Aide alimentaire : l’État mobilise les acteurs gardois pour une alimentation sûre, solidaire et de qualité

Face à l’augmentation continue des besoins, l’aide alimentaire constitue plus que jamais un enjeu majeur de solidarité et de santé publique dans le Gard. Mardi 3 février, le préfet du Gard a réuni à Nîmes l’ensemble des acteurs départementaux de l’aide alimentaire pour une matinée de travail consacrée à la sécurité alimentaire, à la qualité des pratiques et à la coordination des dispositifs.
Associations habilitées par l’État, Banque Alimentaire, collectivités, structures d’hébergement, d’accueil et d’insertion étaient présentes pour dresser un état des lieux précis de l’aide alimentaire dans le département. En 2024, le Gard comptait 44 associations habilitées, 97 structures distributrices, près de 2 000 tonnes de denrées distribuées et 44 247 bénéficiaires accompagnés.

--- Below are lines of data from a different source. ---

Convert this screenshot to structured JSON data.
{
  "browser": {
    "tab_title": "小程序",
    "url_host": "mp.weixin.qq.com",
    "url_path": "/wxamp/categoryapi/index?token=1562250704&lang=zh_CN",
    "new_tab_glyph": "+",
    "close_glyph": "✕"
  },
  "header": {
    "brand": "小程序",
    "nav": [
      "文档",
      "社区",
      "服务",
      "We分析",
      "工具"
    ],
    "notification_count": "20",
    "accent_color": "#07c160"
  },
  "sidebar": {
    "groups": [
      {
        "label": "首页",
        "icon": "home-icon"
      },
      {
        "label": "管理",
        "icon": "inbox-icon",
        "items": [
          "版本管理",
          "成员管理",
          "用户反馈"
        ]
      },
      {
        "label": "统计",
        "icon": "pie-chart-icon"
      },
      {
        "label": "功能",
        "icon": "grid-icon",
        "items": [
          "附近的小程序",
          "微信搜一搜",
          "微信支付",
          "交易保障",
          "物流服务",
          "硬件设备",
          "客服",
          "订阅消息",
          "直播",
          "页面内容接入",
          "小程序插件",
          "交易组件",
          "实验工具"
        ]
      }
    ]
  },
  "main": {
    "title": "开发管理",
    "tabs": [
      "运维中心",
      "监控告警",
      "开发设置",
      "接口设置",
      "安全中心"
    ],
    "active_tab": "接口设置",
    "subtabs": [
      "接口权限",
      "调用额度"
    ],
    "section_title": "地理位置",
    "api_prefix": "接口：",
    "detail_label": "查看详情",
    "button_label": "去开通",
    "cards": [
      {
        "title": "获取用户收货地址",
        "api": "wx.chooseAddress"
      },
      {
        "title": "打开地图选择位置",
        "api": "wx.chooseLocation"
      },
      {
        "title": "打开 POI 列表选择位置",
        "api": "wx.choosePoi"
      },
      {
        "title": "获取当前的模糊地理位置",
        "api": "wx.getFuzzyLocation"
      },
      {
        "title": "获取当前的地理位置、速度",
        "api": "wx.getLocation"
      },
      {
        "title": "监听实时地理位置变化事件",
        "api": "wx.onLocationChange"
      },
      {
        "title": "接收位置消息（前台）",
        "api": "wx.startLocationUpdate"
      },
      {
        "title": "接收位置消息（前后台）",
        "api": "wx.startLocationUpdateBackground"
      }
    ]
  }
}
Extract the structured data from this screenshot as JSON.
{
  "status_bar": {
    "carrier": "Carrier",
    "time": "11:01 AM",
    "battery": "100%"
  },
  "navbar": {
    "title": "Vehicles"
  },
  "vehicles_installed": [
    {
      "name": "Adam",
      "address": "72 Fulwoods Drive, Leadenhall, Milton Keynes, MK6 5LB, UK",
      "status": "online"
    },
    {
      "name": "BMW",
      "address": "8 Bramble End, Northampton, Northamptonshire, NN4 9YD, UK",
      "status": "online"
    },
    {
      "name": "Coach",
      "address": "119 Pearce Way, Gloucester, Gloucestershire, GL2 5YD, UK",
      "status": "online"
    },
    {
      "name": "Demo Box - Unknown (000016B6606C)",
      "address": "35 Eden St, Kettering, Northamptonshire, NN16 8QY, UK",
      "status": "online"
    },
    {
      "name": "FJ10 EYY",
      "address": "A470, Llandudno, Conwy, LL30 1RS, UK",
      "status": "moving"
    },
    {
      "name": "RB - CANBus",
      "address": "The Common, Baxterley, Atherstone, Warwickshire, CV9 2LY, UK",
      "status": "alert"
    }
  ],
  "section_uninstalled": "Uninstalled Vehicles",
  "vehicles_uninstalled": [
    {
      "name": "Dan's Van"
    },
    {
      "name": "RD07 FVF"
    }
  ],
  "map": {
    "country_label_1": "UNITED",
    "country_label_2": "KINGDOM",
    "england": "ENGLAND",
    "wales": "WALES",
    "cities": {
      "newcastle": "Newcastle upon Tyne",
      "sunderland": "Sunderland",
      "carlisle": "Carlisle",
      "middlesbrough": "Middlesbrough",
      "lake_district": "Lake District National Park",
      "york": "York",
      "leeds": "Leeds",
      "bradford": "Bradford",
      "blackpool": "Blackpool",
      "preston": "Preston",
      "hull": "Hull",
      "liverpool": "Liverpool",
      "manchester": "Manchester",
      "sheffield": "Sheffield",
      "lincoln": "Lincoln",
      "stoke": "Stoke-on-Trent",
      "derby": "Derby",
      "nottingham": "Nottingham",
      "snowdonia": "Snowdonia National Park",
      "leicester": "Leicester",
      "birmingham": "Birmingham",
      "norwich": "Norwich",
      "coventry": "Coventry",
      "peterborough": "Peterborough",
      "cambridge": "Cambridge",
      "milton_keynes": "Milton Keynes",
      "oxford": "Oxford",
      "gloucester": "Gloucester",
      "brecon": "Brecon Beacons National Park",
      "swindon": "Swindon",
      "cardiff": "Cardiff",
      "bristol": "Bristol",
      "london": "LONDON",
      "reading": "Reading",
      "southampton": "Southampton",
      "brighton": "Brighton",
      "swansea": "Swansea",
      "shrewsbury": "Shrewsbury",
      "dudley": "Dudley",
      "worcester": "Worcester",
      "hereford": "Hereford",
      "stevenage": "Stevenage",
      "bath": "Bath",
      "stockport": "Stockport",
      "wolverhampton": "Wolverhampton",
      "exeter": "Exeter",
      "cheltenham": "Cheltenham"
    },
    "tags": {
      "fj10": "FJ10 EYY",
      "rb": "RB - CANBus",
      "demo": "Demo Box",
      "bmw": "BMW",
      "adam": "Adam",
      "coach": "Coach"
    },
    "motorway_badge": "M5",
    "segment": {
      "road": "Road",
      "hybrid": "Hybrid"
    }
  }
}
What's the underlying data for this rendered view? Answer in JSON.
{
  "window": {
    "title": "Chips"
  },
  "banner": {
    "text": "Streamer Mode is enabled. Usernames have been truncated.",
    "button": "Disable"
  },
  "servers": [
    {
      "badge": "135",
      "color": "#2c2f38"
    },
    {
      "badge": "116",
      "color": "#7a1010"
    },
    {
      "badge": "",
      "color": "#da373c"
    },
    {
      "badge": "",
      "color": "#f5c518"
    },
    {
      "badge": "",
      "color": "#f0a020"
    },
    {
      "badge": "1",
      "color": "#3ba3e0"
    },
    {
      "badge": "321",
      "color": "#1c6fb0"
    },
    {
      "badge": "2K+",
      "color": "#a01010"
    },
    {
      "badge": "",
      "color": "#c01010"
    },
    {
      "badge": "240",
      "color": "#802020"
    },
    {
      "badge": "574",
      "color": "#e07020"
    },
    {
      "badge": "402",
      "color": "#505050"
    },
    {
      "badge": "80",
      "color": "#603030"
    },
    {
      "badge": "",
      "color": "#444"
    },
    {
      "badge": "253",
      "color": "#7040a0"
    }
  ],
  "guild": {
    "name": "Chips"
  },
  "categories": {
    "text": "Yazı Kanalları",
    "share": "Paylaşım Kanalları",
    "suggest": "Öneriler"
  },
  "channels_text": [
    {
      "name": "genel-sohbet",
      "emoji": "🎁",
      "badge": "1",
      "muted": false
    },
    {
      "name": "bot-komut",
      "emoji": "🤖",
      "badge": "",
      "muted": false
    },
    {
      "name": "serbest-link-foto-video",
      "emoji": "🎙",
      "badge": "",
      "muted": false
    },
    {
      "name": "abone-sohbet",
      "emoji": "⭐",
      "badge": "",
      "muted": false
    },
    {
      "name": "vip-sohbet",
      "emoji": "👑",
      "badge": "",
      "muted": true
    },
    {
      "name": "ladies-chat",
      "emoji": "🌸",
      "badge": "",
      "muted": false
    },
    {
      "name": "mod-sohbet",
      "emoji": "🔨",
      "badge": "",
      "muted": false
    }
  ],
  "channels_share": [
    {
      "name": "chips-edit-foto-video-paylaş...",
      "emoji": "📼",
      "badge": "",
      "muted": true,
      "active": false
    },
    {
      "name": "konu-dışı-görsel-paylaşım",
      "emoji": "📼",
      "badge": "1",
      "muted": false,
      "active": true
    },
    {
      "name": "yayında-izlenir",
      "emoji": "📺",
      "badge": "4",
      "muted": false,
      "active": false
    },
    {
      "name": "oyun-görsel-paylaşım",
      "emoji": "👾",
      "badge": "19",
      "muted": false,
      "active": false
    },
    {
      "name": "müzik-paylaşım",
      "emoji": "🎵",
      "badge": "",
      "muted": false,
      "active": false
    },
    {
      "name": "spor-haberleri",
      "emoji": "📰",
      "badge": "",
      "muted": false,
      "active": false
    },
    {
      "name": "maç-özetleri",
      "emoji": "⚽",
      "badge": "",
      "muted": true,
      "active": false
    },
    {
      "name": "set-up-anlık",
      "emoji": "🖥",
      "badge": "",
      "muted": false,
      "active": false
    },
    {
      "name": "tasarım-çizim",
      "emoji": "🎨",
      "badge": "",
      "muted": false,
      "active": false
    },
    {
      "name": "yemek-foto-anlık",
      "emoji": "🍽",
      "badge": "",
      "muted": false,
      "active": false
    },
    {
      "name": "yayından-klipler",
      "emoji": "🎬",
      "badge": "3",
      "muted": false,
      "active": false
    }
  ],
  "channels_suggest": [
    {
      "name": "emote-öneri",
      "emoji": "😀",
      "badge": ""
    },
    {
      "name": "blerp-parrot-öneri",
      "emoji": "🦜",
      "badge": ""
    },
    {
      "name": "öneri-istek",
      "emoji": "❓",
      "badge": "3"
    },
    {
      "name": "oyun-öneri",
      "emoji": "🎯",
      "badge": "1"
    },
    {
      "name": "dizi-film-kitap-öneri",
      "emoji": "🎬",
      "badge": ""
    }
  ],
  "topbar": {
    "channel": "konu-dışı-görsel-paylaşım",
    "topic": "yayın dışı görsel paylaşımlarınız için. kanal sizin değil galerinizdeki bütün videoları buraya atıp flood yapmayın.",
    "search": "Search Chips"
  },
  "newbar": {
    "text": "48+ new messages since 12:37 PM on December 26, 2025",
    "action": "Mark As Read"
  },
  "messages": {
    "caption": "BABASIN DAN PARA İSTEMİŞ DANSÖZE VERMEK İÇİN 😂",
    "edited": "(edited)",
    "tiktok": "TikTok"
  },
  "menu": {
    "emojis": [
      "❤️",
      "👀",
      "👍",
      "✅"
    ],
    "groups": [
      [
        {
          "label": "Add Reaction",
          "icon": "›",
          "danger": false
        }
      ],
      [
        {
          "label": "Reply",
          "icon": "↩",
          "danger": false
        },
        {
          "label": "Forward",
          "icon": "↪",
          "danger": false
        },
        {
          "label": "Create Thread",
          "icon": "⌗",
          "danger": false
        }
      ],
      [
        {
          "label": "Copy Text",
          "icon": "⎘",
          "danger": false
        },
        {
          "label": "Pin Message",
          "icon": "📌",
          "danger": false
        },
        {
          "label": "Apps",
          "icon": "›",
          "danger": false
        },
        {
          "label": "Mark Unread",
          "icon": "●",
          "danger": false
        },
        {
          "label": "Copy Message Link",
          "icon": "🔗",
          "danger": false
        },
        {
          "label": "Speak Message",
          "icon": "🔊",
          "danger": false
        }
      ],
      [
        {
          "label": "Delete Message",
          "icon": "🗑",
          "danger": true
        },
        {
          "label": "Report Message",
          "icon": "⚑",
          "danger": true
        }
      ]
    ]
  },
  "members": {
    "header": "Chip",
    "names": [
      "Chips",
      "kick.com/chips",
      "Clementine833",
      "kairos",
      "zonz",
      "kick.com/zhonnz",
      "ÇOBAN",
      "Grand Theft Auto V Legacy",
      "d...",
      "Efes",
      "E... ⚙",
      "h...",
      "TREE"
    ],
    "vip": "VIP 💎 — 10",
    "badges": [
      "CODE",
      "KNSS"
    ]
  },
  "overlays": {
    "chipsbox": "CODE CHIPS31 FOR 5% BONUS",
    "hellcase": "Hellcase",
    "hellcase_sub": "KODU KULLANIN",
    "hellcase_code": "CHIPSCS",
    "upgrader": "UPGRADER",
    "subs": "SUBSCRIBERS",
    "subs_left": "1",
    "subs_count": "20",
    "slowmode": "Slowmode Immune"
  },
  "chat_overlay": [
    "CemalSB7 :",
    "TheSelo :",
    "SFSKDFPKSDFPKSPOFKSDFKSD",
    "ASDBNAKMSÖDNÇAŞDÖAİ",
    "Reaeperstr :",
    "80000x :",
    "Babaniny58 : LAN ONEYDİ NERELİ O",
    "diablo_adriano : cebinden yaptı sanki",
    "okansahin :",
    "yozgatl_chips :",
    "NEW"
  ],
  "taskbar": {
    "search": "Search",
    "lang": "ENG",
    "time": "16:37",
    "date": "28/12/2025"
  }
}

Au-delà de la réponse à l’urgence alimentaire, les échanges ont mis en lumière l’évolution profonde du secteur ces dernières années. Désormais, la question ne se limite plus à l’apport calorique : équilibre nutritionnel, qualité des produits, accès aux produits frais, capacité à cuisiner et à préparer ses repas font pleinement partie des enjeux. Pour des publics souvent en situation de grande précarité, la sécurité alimentaire reste un impératif de dignité et de santé publique.
Coorganisée par la Direction départementale de la protection des populations (DDPP) et la Direction départementale de l’emploi, du travail et des solidarités (DDETS), la rencontre a permis de rappeler les bonnes pratiques d’hygiène et de sécurité alimentaire. Réception et stockage des denrées, respect de la chaîne du froid, traçabilité des produits ou encore organisation des cuisines collectives ont été au cœur des échanges, afin de sécuriser les pratiques sur l’ensemble du territoire.
La DDETS a également annoncé le lancement prochain d’une enquête départementale approfondie. Ce diagnostic doit permettre de mieux connaître les publics bénéficiaires, les modes de distribution et les besoins logistiques ou matériels des structures. L’objectif affiché est clair : adapter l’action publique, renforcer l’accompagnement des acteurs de terrain et améliorer la cohérence du dispositif départemental d’aide alimentaire.
À travers cette mobilisation, le préfet du Gard et les services de l’État réaffirment leur volonté de soutenir les associations, de sécuriser les pratiques, de réduire les inégalités d’accès à une alimentation de qualité et de renforcer la solidarité envers les publics les plus vulnérables, dans une logique de justice sociale.